Alors que la plupart des gens éviteraient de s’approcher d’un volcan, l’équipe avait une raison cruciale d’être présente : tester un nouvel appareil, un pénétromètre conçu pour mesurer la viscosité de la lave. Une étude récente publiée dans la revue Review of Scientific Instruments aborde ce pénétromètre et les données recueillies lors de sa première utilisation sur le terrain, fournissant des informations inédites sur un flux de lave actif.

Les limites des expériences en laboratoire

La lave est composée de trois phases : le magma, ou roche en fusion ; les bulles, ou gaz contenus dans le magma ; et les cristaux, ou matériaux solidifiés. Comprendre la viscosité de la lave est essentiel pour mieux appréhender sa vitesse d’écoulement. Une lave à haute viscosité est épaisse et collante, tandis qu’une lave à faible viscosité s’écoule plus comme un liquide, semblable à une « rivière de feu ».
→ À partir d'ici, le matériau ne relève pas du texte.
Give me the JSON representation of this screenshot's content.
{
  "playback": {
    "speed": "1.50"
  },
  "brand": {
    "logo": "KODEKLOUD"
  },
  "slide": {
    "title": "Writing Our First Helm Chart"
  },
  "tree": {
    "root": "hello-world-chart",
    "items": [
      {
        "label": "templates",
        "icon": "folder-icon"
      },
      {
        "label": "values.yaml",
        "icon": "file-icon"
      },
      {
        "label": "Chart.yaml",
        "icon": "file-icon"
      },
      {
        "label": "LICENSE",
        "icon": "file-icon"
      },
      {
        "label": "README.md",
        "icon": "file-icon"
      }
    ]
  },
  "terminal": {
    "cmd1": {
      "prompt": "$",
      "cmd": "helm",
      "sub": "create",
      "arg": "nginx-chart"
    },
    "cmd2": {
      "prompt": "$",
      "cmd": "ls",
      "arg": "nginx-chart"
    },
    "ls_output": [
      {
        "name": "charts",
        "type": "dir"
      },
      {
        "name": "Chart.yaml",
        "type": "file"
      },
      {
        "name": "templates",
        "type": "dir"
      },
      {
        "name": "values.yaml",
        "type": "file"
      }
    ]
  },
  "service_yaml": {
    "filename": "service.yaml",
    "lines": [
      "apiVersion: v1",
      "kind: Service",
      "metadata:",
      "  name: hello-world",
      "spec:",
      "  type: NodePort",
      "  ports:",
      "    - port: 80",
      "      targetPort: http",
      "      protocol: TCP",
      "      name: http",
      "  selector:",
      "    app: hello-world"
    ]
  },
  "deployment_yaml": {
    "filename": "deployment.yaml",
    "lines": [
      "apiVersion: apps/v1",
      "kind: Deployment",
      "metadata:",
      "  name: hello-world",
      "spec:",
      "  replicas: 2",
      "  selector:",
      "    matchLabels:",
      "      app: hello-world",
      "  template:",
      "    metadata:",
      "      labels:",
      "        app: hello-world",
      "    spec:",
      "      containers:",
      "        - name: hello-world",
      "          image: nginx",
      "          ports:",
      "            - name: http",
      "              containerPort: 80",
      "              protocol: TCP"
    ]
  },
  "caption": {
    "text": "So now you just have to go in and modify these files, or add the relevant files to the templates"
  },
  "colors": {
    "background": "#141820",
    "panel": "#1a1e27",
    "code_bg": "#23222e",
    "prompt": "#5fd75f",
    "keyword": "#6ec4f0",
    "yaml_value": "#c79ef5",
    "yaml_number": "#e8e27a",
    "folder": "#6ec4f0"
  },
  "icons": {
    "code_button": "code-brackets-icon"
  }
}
La composition et la viscosité de la lave varient non seulement d’un volcan à l’autre, mais aussi selon les caractéristiques au sein d’un même volcan, a expliqué Alan Whittington, volcanologue non impliqué dans cette étude. Par exemple, « la lave chaude est généralement très fluide », a-t-il précisé. « À mesure que la lave refroidit, elle devient extrêmement collante. »

En raison de cette complexité, sans oublier les dangers d’être si près d’un matériau imprévisible à plus de 1 000 degrés Celsius, les expériences visant à mesurer la viscosité de la lave ont été limitées. Les études précédentes sur la viscosité en milieu naturel n’ont révélé des informations que pour un endroit et un moment précis.

La plupart des recherches sur la viscosité de la lave se déroulent en laboratoire, où les scientifiques peuvent créer leur propre lave. Bien que ce type d’expérience fournisse des informations importantes sur le comportement potentiel de la lave dans la nature, il reste une entreprise très contrôlée.

« Nous pouvons refondre des roches que nous trouvons et ensuite diminuer la température en laboratoire, ce qui entraîne leur cristallisation », a expliqué Kolzenburg, l’un des auteurs de l’étude récente. Cependant, comme ces expériences se déroulent à pression atmosphérique, les substances volatiles comme les gaz créent des bulles qui se dissolvent, « et tout comme une canette de soda qui perd son gaz après quelques heures, cela devient plat. Nous ne pouvons pas contenir les volatiles en laboratoire », a-t-il ajouté.

Un homme en combinaison de protection tient un long pénétromètre à lave

Martin Harris, doctorant dans le laboratoire du professeur de géologie de l’UB, Stephan Kolzenburg, se tient avec un prototype du pénétromètre utilisé pour mesurer les flux de lave en Islande.(Crédit image : Martin Harris)

Développer un pénétromètre amélioré

En raison des limites des expériences en laboratoire et pour valider les données obtenues lors des précédents essais de lave artificielle, un nouvel outil était nécessaire pour mesurer la viscosité de la lave sur le terrain. Les étudiants ont collaboré avec des machinistes de l’Université de Buffalo pour construire des prototypes. « L’objectif était de créer un appareil portable capable de mesurer la viscosité d’un matériau dans un volume relativement important », a déclaré Martin Harris, doctorant et auteur principal de l’étude récente.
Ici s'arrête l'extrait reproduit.